Trier commented on this sense of doubleness in his diary, complaining about ’those damn Dogma rules’, while gushing enthusiastically: ’Hold on, you do this shit, you can set these things free. You can damn well do it.’ This is also the key to understanding the importance of the hand-held camera. Since the 1960s, the hand-held camera – as a stylistic feature – has usually been confined either to expressing intense feeling in a character (subjective camera) or to reporting demonstrations or rioting (political documentarism). In Dogma films, its role has been expanded to become an all-intrusive tool, untiringly seeking out the truth, which despite all the odds must be revealed. This is in accordance with the vows taken by the members of Dogma and The Celebration is the best example of this method. However, it is also used to mark a conscious abandonment of formalist control over the image and image composition (framing). Instead, the camera can be pointed directly at the action itself, the characters’ interactions and the location (The Idiots). ’Composition – that’s when you are interested in the framing of the images, but if all you do is point the camera, this means you are interested in the content. (…) When you compose a picture, this usually means you want to take control. But if you are able to forget this for a second and try to work yourself into the image and figure out what’s going on in the center of it, then you should be able to sense where the action is and point directly at it…’

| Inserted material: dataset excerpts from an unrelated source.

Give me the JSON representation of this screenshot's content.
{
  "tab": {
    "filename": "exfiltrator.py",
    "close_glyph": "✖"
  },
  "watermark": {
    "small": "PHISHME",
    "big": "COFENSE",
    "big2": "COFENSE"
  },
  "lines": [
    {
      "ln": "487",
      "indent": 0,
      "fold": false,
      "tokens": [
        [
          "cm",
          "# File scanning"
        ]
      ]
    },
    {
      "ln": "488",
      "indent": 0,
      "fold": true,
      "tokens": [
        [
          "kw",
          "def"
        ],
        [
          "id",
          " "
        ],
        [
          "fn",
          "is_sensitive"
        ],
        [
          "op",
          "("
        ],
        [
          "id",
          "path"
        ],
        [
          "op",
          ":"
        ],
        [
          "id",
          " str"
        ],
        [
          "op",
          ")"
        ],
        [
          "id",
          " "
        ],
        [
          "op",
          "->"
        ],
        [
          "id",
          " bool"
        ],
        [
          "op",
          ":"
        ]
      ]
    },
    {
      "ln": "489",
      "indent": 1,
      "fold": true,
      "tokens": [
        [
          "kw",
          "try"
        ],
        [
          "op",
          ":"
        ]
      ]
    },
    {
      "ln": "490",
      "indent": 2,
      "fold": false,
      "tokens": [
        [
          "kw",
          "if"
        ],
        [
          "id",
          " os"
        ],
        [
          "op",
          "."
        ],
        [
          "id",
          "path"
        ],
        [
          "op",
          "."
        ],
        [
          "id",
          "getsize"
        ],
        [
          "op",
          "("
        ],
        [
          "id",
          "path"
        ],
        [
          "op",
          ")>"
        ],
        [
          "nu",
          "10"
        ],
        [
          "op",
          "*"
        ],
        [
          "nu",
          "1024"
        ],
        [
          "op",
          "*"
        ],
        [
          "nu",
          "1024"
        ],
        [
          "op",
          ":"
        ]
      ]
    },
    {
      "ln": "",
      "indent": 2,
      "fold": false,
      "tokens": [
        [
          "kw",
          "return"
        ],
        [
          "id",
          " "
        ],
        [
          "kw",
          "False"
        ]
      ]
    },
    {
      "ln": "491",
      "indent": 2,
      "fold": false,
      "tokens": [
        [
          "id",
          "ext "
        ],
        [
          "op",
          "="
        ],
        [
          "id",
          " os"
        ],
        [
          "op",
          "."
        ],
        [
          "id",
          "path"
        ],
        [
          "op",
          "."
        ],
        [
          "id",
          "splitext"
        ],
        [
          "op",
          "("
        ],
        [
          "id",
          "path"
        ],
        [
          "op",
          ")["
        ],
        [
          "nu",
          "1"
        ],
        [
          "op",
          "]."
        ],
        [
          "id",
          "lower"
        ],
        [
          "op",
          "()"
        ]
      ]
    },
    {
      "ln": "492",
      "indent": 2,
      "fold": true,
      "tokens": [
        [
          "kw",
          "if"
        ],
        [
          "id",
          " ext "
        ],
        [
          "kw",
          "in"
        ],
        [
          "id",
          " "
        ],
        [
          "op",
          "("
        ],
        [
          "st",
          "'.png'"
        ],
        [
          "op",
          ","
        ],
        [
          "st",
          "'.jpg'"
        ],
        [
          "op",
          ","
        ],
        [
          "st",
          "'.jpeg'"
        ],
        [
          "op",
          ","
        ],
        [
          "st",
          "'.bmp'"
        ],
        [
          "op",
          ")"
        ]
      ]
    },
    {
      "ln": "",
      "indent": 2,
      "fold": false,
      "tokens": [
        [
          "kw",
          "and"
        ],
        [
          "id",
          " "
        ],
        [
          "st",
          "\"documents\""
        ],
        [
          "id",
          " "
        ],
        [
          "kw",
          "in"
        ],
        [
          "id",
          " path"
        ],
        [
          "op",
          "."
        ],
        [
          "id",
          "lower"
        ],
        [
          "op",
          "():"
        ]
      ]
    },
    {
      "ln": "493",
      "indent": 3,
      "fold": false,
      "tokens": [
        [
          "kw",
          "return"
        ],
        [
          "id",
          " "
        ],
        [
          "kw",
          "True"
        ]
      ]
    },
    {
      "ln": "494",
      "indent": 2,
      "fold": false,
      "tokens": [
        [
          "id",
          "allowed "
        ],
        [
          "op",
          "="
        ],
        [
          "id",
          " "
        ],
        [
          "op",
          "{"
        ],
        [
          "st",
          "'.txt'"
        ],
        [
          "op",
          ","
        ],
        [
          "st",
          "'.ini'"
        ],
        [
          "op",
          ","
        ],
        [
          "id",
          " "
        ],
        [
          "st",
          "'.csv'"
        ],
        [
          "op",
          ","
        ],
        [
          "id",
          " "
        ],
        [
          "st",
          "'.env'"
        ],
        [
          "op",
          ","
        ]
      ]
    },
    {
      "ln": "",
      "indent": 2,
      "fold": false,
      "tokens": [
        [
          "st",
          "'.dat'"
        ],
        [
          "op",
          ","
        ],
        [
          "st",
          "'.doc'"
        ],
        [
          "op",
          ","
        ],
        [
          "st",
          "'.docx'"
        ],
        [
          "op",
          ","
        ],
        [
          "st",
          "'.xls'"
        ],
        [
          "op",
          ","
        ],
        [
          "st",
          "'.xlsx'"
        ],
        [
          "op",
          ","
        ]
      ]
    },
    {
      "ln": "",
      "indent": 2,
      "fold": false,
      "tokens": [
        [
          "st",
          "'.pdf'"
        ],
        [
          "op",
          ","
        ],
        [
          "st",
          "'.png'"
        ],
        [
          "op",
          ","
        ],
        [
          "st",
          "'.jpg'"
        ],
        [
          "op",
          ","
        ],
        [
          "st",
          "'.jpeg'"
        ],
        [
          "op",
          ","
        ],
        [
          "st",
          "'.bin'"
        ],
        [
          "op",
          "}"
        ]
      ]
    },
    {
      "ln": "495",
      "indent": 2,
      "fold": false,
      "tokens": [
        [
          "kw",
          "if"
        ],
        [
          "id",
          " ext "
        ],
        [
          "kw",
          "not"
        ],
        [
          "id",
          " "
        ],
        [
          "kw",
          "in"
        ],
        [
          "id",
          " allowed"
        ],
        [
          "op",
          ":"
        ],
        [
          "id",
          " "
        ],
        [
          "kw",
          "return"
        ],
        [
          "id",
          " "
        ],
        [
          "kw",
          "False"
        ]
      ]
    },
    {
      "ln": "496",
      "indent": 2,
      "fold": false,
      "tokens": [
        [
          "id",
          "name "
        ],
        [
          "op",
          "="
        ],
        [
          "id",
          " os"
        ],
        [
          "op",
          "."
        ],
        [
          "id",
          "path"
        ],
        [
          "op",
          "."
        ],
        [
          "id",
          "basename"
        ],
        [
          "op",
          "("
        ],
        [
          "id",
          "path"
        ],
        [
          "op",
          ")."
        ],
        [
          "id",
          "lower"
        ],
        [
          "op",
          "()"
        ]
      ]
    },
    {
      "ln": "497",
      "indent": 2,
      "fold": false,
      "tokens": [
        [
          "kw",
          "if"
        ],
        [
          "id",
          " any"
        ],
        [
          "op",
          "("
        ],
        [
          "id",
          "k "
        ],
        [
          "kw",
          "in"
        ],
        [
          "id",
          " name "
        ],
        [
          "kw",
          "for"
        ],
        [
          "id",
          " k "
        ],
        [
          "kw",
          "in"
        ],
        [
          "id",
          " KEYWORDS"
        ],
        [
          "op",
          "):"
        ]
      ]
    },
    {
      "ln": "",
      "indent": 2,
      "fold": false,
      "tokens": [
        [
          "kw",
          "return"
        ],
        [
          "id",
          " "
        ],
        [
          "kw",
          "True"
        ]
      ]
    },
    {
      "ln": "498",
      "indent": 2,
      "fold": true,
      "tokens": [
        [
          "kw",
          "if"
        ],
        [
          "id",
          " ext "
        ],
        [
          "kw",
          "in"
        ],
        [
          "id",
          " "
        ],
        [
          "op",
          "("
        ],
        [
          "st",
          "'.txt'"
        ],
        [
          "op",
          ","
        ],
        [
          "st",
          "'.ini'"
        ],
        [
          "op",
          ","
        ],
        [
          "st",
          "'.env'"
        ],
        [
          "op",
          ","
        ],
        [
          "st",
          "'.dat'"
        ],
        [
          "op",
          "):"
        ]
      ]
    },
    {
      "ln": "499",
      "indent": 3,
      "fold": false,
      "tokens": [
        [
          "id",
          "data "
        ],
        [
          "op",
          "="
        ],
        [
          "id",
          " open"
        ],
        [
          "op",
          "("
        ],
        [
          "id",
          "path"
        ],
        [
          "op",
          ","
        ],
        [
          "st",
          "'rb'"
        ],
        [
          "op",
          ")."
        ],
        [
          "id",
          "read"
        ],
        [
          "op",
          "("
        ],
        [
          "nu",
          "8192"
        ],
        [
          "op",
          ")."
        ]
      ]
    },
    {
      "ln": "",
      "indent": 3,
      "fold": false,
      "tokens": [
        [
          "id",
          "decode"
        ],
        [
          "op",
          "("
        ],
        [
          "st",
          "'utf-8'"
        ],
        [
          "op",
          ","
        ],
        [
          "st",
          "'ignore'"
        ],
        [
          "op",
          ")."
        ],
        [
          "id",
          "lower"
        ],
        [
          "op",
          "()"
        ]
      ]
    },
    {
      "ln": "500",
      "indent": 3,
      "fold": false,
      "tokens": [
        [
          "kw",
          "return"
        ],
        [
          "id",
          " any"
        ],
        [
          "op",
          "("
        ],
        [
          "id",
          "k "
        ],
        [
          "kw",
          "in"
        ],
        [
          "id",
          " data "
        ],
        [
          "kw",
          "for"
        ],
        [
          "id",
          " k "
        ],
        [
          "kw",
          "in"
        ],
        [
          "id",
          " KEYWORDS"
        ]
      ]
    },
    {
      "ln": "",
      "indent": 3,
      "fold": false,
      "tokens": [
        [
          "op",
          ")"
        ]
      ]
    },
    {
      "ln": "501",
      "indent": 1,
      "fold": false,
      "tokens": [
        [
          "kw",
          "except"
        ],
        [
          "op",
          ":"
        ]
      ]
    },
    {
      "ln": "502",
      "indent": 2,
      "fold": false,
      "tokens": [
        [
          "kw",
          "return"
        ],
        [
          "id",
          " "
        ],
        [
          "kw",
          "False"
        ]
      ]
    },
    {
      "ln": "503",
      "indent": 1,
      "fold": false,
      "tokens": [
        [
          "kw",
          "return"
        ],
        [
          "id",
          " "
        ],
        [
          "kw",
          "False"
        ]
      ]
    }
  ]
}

However, it is important to bear in mind that although Dogma shares ideas with a number of earlier movements and initiatives, and represents a turning point of sorts in Trier’s own production, it is primarily rooted in Trier’s own work. His previous films were also made under sets of rules – especially internal ones – and he has produced a number of manifestos, some more cryptic than others. As far back as Epidemic, Trier has experimented with his own brand of cinematic ascetics, dictated by the ascetics of a tight budget. (Epidemic is also an early example of Trier’s attempt to wrest control over the entire process of filmmaking: he was director, writer, actor and photographer.) The film was also shot on authentic locations by the director himself. It is worth mentioning too the bizarre restrictions that applied to the making of Dimension and the theatre performance called Verdensuret (The World Clock). In The Kingdom, Trier discarded lighting and conventional editing in most scenes to simplify film production. He filmed Breaking the Waves with hand-held cameras and there were occasional blurred images even though it was a major international production. With The Idiots, these stylistic features became elevated to the status of dogma under the auspices of the Vow of Chastity. These restrictions have also marked the Dogma brethren’s single collective project, D dag (D Day, 2000). Furthermore, this stylistic influence is also apparent in Dancer in the Dark (2000). Even though it is definitely not a Dogma film and breaks nearly all the Dogma rules, Dogma is everywhere apparent in the intense acting and the use of hand-held cameras, two of Dogma’s chief stylistic characteristics.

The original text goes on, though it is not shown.